Closed jgrewe closed 7 years ago
Wrote a test for it (sources only, HDF5 only) here, if you feel like pulling it in: https://github.com/achilleas-k/nix/commit/abd8ba3d46c041892fe11034186e425de785e91c
@achilleas-k Thanks for the test!
So, I am afraid I was right: I made a quick patch to randomise the list of names in the sources vector (see and maybe pull from here: https://github.com/gicmo/nix/tree/pr/686) and this results in:
Test name: TestEntityWithSourcesHDF5::testSourceOrder
assertion failed
- Expression: sources[idx].name() == set_group.getSource(idx).name()
So if I read issue #683 correctly then this patch does not actually fix that issue (hence my confusion looking at the code yesterday). To properly fix it we have to retain the order of the entities to be added, i.e. the add
vector needs to be sorted to match the incoming sources
vector. I guess it is obvious but I say it anyway: could be done with a combination of std::sort
with a lambda using std::find
on the original sources
vector. Should be quickly implemented but maybe not super efficient (although the obvious LUT approach might not be faster for the few items we have in the vectors normally).
I think I need to rewind a bit because I lost track of the general idea here.
Correct me if I'm wrong: The vector setter (I'm calling it that now because that's what the corresponding test calls it) replaces all referenced sources.
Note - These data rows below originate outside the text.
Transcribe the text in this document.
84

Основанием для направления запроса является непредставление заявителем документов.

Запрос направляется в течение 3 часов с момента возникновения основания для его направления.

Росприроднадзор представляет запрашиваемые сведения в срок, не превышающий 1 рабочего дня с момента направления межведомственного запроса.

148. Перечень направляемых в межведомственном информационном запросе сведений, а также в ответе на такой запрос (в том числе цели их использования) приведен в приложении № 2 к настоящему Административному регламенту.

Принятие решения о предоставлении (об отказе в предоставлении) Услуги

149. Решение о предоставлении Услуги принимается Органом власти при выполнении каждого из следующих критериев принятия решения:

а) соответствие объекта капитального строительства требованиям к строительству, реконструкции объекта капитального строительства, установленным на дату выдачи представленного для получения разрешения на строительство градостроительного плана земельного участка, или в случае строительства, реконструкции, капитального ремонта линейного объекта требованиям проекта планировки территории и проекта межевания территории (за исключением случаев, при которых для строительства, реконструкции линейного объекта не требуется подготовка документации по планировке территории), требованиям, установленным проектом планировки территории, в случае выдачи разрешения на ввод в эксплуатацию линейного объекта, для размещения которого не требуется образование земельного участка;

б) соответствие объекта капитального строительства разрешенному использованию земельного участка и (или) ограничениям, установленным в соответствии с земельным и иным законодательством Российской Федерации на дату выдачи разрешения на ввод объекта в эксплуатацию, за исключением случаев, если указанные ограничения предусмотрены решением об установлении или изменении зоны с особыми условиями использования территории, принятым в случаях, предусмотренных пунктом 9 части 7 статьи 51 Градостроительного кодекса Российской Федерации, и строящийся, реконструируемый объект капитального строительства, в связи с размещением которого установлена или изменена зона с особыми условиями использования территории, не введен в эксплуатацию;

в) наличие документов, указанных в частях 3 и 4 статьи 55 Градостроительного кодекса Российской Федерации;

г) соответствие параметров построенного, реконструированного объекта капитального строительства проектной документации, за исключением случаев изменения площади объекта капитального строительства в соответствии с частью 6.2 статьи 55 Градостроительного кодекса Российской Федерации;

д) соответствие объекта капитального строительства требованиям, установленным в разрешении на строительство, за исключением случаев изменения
It does this by adding Sources that are in new_arrays
but not in old_arrays
and removing sources that are in old_arrays
but not in new_arrays
.
If this is the case, preserving order becomes a bit tricky, right? What's the logical result of the following (simplified) code snippet?
group.sources({A, B, C});
assert(A == group.sources(0)); // at least it should
group.sources({A, D, B, E, C});
assert(D == group.sources(1)); // Is it?
assert(B == group.sources(1)); // or maybe this?
Which of the two last asserts fails? (or I guess, which one should fail?)
I'm not entirely sure what the behaviour of this is right now, but I would expect D to be in the second position there.
UPDATE: After talking with Jan about this for a minute, we both agree that the most reasonable way for this to work is to simply clear the old vector and set the new one in its place. The order of items after that should just be the order of the new vector.
@achilleas-k you are right, in the original version we add only those that are not already there and remove those that have been there but are not in the argument vector.
So far, it has been sorted by the ID, thus, we cannot tell in your example. The setter in this pr would sort according to the name of the entity and then
assert(B == group.sources(1));
would be working.
The simplified version above would now simply take the order given by the input vector and
assert(D == group.sources(1));
would be correct. I tend to this solution. It is rather straight forward and may even be faster than all the io traffic for checking who is there...
will address this issue later today
solves issue #683